20 thoughts on “Colored Pyrotechnics

  1. omg, no way! this is soooo awesome! have the professionals figured out how to do this yet? i have never seen this before, ever. i didn’t even think this was possible! unless he’s a witch…
    / Burn him!
    // with his own magical colored flames!

  2. I mean its not that expensive if ya want you can just use things like copper – green, magnesium – white, iron – red, cobalt – blue… its not that difficult to make filaments of these metals, nor to find them… I mean if you are doing pyrotechnics im sure that you could get the stuff from a chemical supply store or online…

  3. It’s not that simple…. Yes the coloring agents are expensive because they have to be capable of dissolving in alcohol. Alcohol its self will burn blue and yellow. This is from the sodium present in almost anything around us. To burn clear and clean you need methyl alcohol. There are only a few things you can dissolve in this that will produce color. Like the lithium chloride and copper chloride. It’s also worth pointing out that the amount of copper chloride he used in his shot would cost about .35 per each 2oz shot.

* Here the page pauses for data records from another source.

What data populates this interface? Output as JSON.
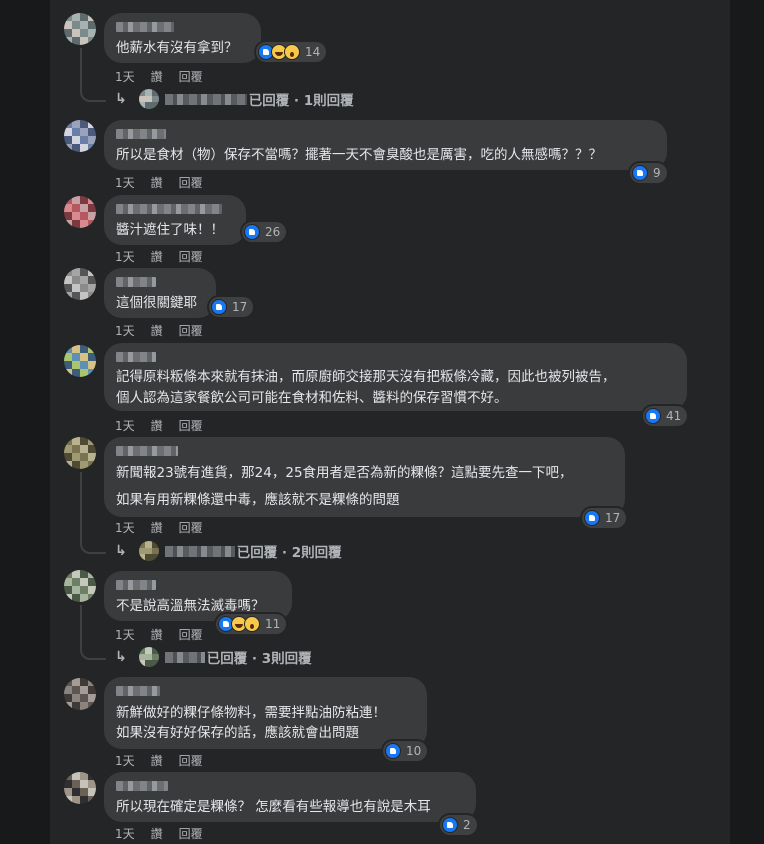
{
  "comments": [
    {
      "text_lines": [
        "他薪水有沒有拿到？"
      ],
      "reactions": 14,
      "reaction_types": [
        "like-icon",
        "haha-icon",
        "wow-icon"
      ],
      "actions": {
        "time": "1天",
        "like": "讚",
        "reply": "回覆"
      },
      "replies": {
        "summary": "已回覆 · 1則回覆"
      },
      "colors": [
        "#7d8a8c",
        "#c9c3bc",
        "#5d6b6f",
        "#a7b3b3"
      ]
    },
    {
      "text_lines": [
        "所以是食材（物）保存不當嗎？擺著一天不會臭酸也是厲害，吃的人無感嗎？？？"
      ],
      "reactions": 9,
      "reaction_types": [
        "like-icon"
      ],
      "actions": {
        "time": "1天",
        "like": "讚",
        "reply": "回覆"
      },
      "colors": [
        "#6a7fa5",
        "#d3d6e0",
        "#4b5a7a",
        "#9aa3bb"
      ]
    },
    {
      "text_lines": [
        "醬汁遮住了味！！"
      ],
      "reactions": 26,
      "reaction_types": [
        "like-icon"
      ],
      "actions": {
        "time": "1天",
        "like": "讚",
        "reply": "回覆"
      },
      "colors": [
        "#b4575f",
        "#d98a8f",
        "#7a3a40",
        "#c9a0a3"
      ]
    },
    {
      "text_lines": [
        "這個很關鍵耶"
      ],
      "reactions": 17,
      "reaction_types": [
        "like-icon"
      ],
      "actions": {
        "time": "1天",
        "like": "讚",
        "reply": "回覆"
      },
      "colors": [
        "#8b8b8b",
        "#c4c4c4",
        "#555555",
        "#a5a5a5"
      ]
    },
    {
      "text_lines": [
        "記得原料粄條本來就有抹油，而原廚師交接那天沒有把粄條冷藏，因此也被列被告，",
        "個人認為這家餐飲公司可能在食材和佐料、醬料的保存習慣不好。"
      ],
      "reactions": 41,
      "reaction_types": [
        "like-icon"
      ],
      "actions": {
        "time": "1天",
        "like": "讚",
        "reply": "回覆"
      },
      "colors": [
        "#5e8fb6",
        "#a9c56e",
        "#3d5d7a",
        "#d6c383"
      ]
    },
    {
      "text_lines": [
        "新聞報23號有進貨，那24，25食用者是否為新的粿條？這點要先查一下吧，",
        "如果有用新粿條還中毒，應該就不是粿條的問題"
      ],
      "reactions": 17,
      "reaction_types": [
        "like-icon"
      ],
      "actions": {
        "time": "1天",
        "like": "讚",
        "reply": "回覆"
      },
      "replies": {
        "summary": "已回覆 · 2則回覆"
      },
      "colors": [
        "#7a7352",
        "#9f9a72",
        "#4e4a33",
        "#b8b38e"
      ]
    },
    {
      "text_lines": [
        "不是說高溫無法滅毒嗎？"
      ],
      "reactions": 11,
      "reaction_types": [
        "like-icon",
        "haha-icon",
        "wow-icon"
      ],
      "actions": {
        "time": "1天",
        "like": "讚",
        "reply": "回覆"
      },
      "replies": {
        "summary": "已回覆 · 3則回覆"
      },
      "colors": [
        "#6d7f66",
        "#a8b59e",
        "#4b5a46",
        "#c4c9bb"
      ]
    },
    {
      "text_lines": [
        "新鮮做好的粿仔條物料，需要拌點油防粘連！",
        "如果沒有好好保存的話，應該就會出問題"
      ],
      "reactions": 10,
      "reaction_types": [
        "like-icon"
      ],
      "actions": {
        "time": "1天",
        "like": "讚",
        "reply": "回覆"
      },
      "colors": [
        "#5c5652",
        "#8a837e",
        "#3e3a37",
        "#a49c96"
      ]
    },
    {
      "text_lines": [
        "所以現在確定是粿條？ 怎麼看有些報導也有說是木耳"
      ],
      "reactions": 2,
      "reaction_types": [
        "like-icon"
      ],
      "actions": {
        "time": "1天",
        "like": "讚",
        "reply": "回覆"
      },
      "colors": [
        "#6b6256",
        "#2f2f33",
        "#9e9488",
        "#c7c2ba"
      ]
    }
  ]
}
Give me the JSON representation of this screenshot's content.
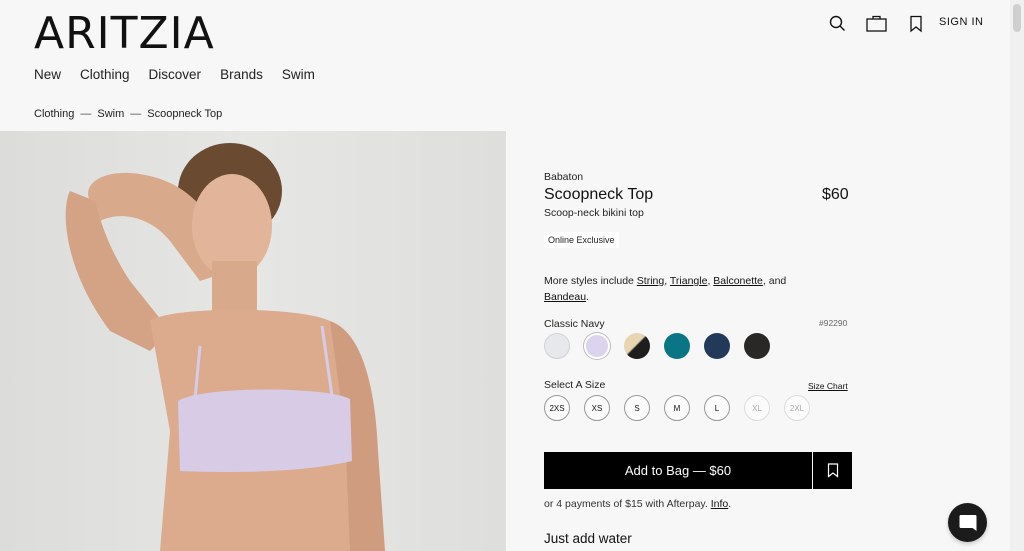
{
  "header": {
    "logo": "ARITZIA",
    "sign_in": "SIGN IN",
    "icons": [
      "search-icon",
      "bag-icon",
      "bookmark-icon"
    ]
  },
  "nav": {
    "items": [
      {
        "label": "New"
      },
      {
        "label": "Clothing"
      },
      {
        "label": "Discover"
      },
      {
        "label": "Brands"
      },
      {
        "label": "Swim"
      }
    ]
  },
  "breadcrumb": {
    "items": [
      "Clothing",
      "Swim",
      "Scoopneck Top"
    ],
    "separator": "—"
  },
  "product": {
    "brand": "Babaton",
    "title": "Scoopneck Top",
    "price": "$60",
    "subtitle": "Scoop-neck bikini top",
    "badge": "Online Exclusive",
    "styles_prefix": "More styles include",
    "styles_links": [
      "String",
      "Triangle",
      "Balconette",
      "Bandeau"
    ],
    "styles_sep1": ", ",
    "styles_sep2": ", ",
    "styles_and": ", and ",
    "styles_end": ".",
    "color_name": "Classic Navy",
    "sku": "#92290",
    "swatches": [
      {
        "name": "light-grey",
        "color": "#e6e8ec"
      },
      {
        "name": "lilac",
        "color": "#dcd3ee"
      },
      {
        "name": "black-gold",
        "color": "#2a2a2a"
      },
      {
        "name": "teal",
        "color": "#0a7585"
      },
      {
        "name": "navy",
        "color": "#22395a"
      },
      {
        "name": "black",
        "color": "#2a2727"
      }
    ],
    "size_label": "Select A Size",
    "size_chart": "Size Chart",
    "sizes": [
      {
        "label": "2XS",
        "available": true
      },
      {
        "label": "XS",
        "available": true
      },
      {
        "label": "S",
        "available": true
      },
      {
        "label": "M",
        "available": true
      },
      {
        "label": "L",
        "available": true
      },
      {
        "label": "XL",
        "available": false
      },
      {
        "label": "2XL",
        "available": false
      }
    ],
    "add_to_bag": "Add to Bag — $60",
    "afterpay_text": "or 4 payments of $15 with Afterpay.",
    "afterpay_link": "Info",
    "afterpay_end": ".",
    "section_title": "Just add water"
  },
  "colors": {
    "accent": "#000000",
    "background": "#f7f7f7"
  }
}
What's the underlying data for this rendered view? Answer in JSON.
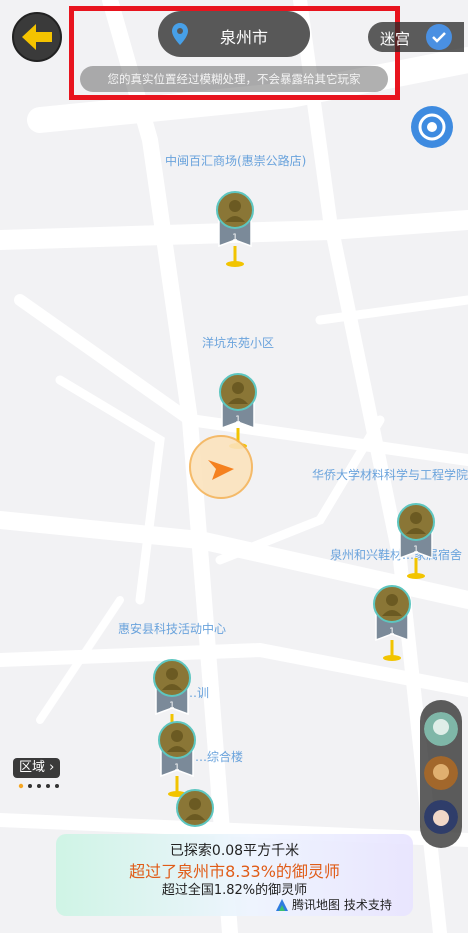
{
  "location": {
    "city": "泉州市",
    "notice": "您的真实位置经过模糊处理，不会暴露给其它玩家"
  },
  "top_right": {
    "maze_label": "迷宫"
  },
  "map": {
    "pois": [
      "中闽百汇商场(惠崇公路店)",
      "洋坑东苑小区",
      "华侨大学材料科学与工程学院",
      "泉州和兴鞋材…家属宿舍",
      "惠安县科技活动中心",
      "…训",
      "…综合楼"
    ],
    "marker_count_label": "1"
  },
  "region": {
    "label": "区域"
  },
  "stats": {
    "explored": "已探索0.08平方千米",
    "city_rank": "超过了泉州市8.33%的御灵师",
    "nation_rank": "超过全国1.82%的御灵师"
  },
  "credit": "腾讯地图 技术支持",
  "colors": {
    "accent_blue": "#3e8be0",
    "rank_orange": "#e05c18",
    "highlight_red": "#e8141e"
  }
}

So expensive is relative…

    All in all… 10/10 geeky project!

  4. Colored Fire Chemicals
    dark red = lithium chloride
    red = strontium chloride (found in emergency flares)
    orange = calcium chloride (a bleaching powder)
    yellow = sodium chloride (table salt) or sodium carbonate
    yellowish green = borax (sodium borate, a common insecticide and cleaning agent)
    green = copper sulfate (found in some pool and aquarium chemicals)
    blue = copper chloride (lab chemical, but other copper compounds found in algicides and fungicides may work)
    violet = 3 parts potassium sulfate, 1 part potassium nitrate (saltpeter)
    purple = potassium chloride (sometimes sold as a ‘lite’ salt)
    white = magnesium sulfate (Epsom salts)

  5. We’ve used a copper pipe pinched closed at one end with holes drilled in it. Plop that in a camp fire with the open end out in the cooler air and you’ll get green flames. its reusable too. The effect isn’t as dramatic as this, but its enough to amuse people at a camp out.

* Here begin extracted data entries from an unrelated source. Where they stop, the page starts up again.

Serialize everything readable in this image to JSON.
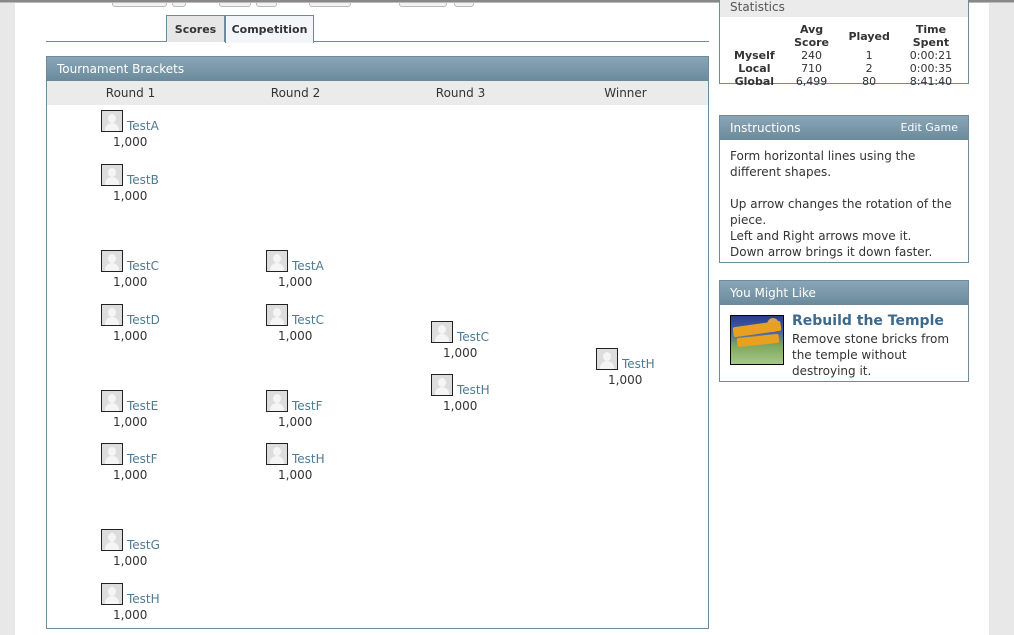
{
  "tabs": [
    {
      "label": "Scores",
      "active": false
    },
    {
      "label": "Competition",
      "active": true
    }
  ],
  "brackets": {
    "title": "Tournament Brackets",
    "columns": [
      "Round 1",
      "Round 2",
      "Round 3",
      "Winner"
    ],
    "round1": [
      {
        "name": "TestA",
        "score": "1,000"
      },
      {
        "name": "TestB",
        "score": "1,000"
      },
      {
        "name": "TestC",
        "score": "1,000"
      },
      {
        "name": "TestD",
        "score": "1,000"
      },
      {
        "name": "TestE",
        "score": "1,000"
      },
      {
        "name": "TestF",
        "score": "1,000"
      },
      {
        "name": "TestG",
        "score": "1,000"
      },
      {
        "name": "TestH",
        "score": "1,000"
      }
    ],
    "round2": [
      {
        "name": "TestA",
        "score": "1,000"
      },
      {
        "name": "TestC",
        "score": "1,000"
      },
      {
        "name": "TestF",
        "score": "1,000"
      },
      {
        "name": "TestH",
        "score": "1,000"
      }
    ],
    "round3": [
      {
        "name": "TestC",
        "score": "1,000"
      },
      {
        "name": "TestH",
        "score": "1,000"
      }
    ],
    "winner": [
      {
        "name": "TestH",
        "score": "1,000"
      }
    ]
  },
  "statistics": {
    "title": "Statistics",
    "headers": [
      "Avg Score",
      "Played",
      "Time Spent"
    ],
    "rows": [
      {
        "label": "Myself",
        "avg": "240",
        "played": "1",
        "time": "0:00:21"
      },
      {
        "label": "Local",
        "avg": "710",
        "played": "2",
        "time": "0:00:35"
      },
      {
        "label": "Global",
        "avg": "6,499",
        "played": "80",
        "time": "8:41:40"
      }
    ]
  },
  "instructions": {
    "title": "Instructions",
    "edit_label": "Edit Game",
    "lines": [
      "Form horizontal lines using the different shapes.",
      "",
      "Up arrow changes the rotation of the piece.",
      "Left and Right arrows move it.",
      "Down arrow brings it down faster."
    ]
  },
  "you_might_like": {
    "title": "You Might Like",
    "game_title": "Rebuild the Temple",
    "game_description": "Remove stone bricks from the temple without destroying it.",
    "thumbnail_icon": "rebuild-the-temple-thumbnail"
  }
}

  6. It’s difficult to dissolve inorganic salts like chlorides, oxides or nitrates in organic solvents.
    Better settle for organic esters like the beautiful green burning Trimethyl borate. It’s easy to synthesize, too.

  7. could the chemicals not be injected into the flame in powder form rather than trying to mix it into the alcohol? that way you can switch colours at will… (This may have already been answered in the video’s, but i’m in work and can’t watch them)

  8. question, where do you put the solution?? inside the tank or poured over the pvc fitting??

    also isn’t there yellow teflon tape that’s used specifically for gas, I guess it shouldn’t matter since it’s just air from the compressor…

  9. I remember our AAS machine in the lab being able to produce a dramatic color change in the flame while only pulling a tiny bit of *very* dilute aqueous solution. half the machine is just a glorified spray nozzle that feeds into an acetylene/no2 or acetylene/air flame. more heat and smaller mist particles = more ionization.

    i’m not sure about scaling such a thing up, but don’t think it would be unreasonable to rig a blast of acetylene and aqueous mist in front of that torch.

  10. Yea RGB, a tank with red colourant, one with blue and one with green, pipe them all through the same nozzle, control the amount of each and any coloured flame you want (in theory.)

  11. The pros have been aware of this for a long time, but have a hard time doing anything with liquid fuels; fire marshalls don’t allow it, NFPA code doesn’t allow it, and experience dictates a healthy fear of liquid fuel. Vapor is much safer, but more difficult to color. Also the expense lies not in the coloring agents but in the hardware required to handle methanol; stainless steel costs maybe 10x as much. Methanol eats aluminum, coloring salts corrode steel. It’s more challenging than it looks.